The reason this hit me so hard was it was the end of a story that I had told and taught for years, but in my telling it, I missed the most important part. I took a job trying to revive a community that had so many mistakes made in the launch that it was almost like asking Lazarus to come forth. It was a beautiful community called Lake Charlevoix. It had been languishing for 6 years with only 3 sold homes in it, with 7 specs that were 5 years old. Our next door neighbors were morning drive time radio personalities, Bob and Tom on WFBQ, who often would speak of the sun rising over the for sale signs at Lake Charlevoix. I am not sure that I could have survived the first few months of trying to turn it around, if not for all my friends in the building, Real Estate, and mortgage business that would laugh out loud at me when I told them where I was. There is no better motivation than being laughed at! It took a while, but we turned it around to where one day I was called by the sales manager from a custom community on the West side and wanted to meet and discuss marketing ideas for his community. I agreed, but asked how he heard of me. His response blew me away, that both BAGI and MIBOR told him that I was the best at marketing high end communities. I didn't laugh while he was on the phone, but thought if that was true, it might be scary since I was winging it by the seat of my pants. All I really did, was what I always did to turn around communities that were slow, was to "change the attitude." In other words, no one heard anything about my community but great news, I would employ the 3' rule, where anyone who came within 3' of me was going to hear about the "great news" of the new and improved, exciting, successes that either had just happened or were about to in my community! It didn't matter if it was someone who was lost looking for directions, the print shop, the Subway shop, every one of the 1,100 Realtors that I handed out a flier to their desk every week, every builder I tried to convince to come and build in Lake Charlevoix.

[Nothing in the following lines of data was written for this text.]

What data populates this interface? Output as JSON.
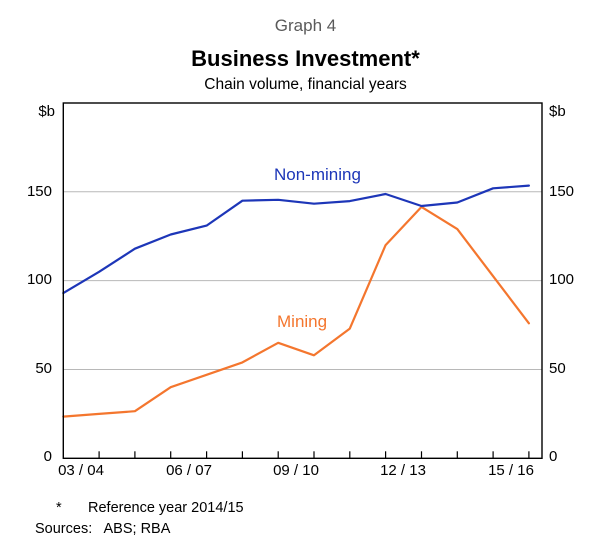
{
  "header": {
    "graph_number": "Graph 4",
    "title": "Business Investment*",
    "subtitle": "Chain volume, financial years"
  },
  "y_axis": {
    "unit": "$b",
    "tick_labels": [
      "150",
      "100",
      "50",
      "0"
    ]
  },
  "x_axis": {
    "tick_labels": [
      "03 / 04",
      "06 / 07",
      "09 / 10",
      "12 / 13",
      "15 / 16"
    ]
  },
  "series_annotations": {
    "non_mining": "Non-mining",
    "mining": "Mining"
  },
  "footnotes": {
    "marker": "*",
    "note": "Reference year 2014/15",
    "sources": "Sources:   ABS; RBA"
  },
  "colors": {
    "non_mining": "#1d36b8",
    "mining": "#f4762e",
    "gridline": "#b8b8b8",
    "axis": "#000000",
    "graph_number_text": "#5a5a5a"
  },
  "chart_data": {
    "type": "line",
    "title": "Business Investment*",
    "subtitle": "Chain volume, financial years",
    "unit": "$b",
    "ylim": [
      0,
      200
    ],
    "y_gridlines": [
      50,
      100,
      150
    ],
    "y_labeled_values": [
      0,
      50,
      100,
      150
    ],
    "grid": "horizontal-only",
    "legend_position": "inline-labels",
    "x_tick_labels": [
      "03 / 04",
      "06 / 07",
      "09 / 10",
      "12 / 13",
      "15 / 16"
    ],
    "years": [
      "02/03",
      "03/04",
      "04/05",
      "05/06",
      "06/07",
      "07/08",
      "08/09",
      "09/10",
      "10/11",
      "11/12",
      "12/13",
      "13/14",
      "14/15",
      "15/16"
    ],
    "series": [
      {
        "name": "Non-mining",
        "color": "#1d36b8",
        "values": [
          93,
          105,
          118,
          126,
          131,
          145,
          145.5,
          143.3,
          144.8,
          148.8,
          142,
          144,
          152,
          153.5
        ]
      },
      {
        "name": "Mining",
        "color": "#f4762e",
        "values": [
          23.5,
          25,
          26.5,
          40,
          47,
          54,
          65,
          58,
          73,
          120,
          141.5,
          129,
          102.5,
          76
        ]
      }
    ]
  }
}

What I thought the moral of the story was the story of concentric circles in a pond, when you throw in a pebble and the circles go out, and then bounce back from the shore to where the pebble was thrown. I believed this was the story, I had told so many people that I was the best (that was the marketing campaign, everyone knew nothing else had changed so I sold me in partnership with the community) that it came back to me. I have taught this over and over, how you must put the positive message out everywhere, with everyone and it will come back to you.
When I heard Byrdie, and the double minded man, and realized I missed the point of my own story. It dawned on me, there was someone in everyone of those encounters who heard that positive message, who heard how great it was, it was me. I never heard my voice say anything but edifying, positive things about my community and product. No one on the planet believed in my message as dearly as did I, so when my clients heard it they were able to catch my belief in the transfer of emotions.
If you are not satisfied with your sales, you might consider thinking this idea through. I swear by it for myself. You can do it!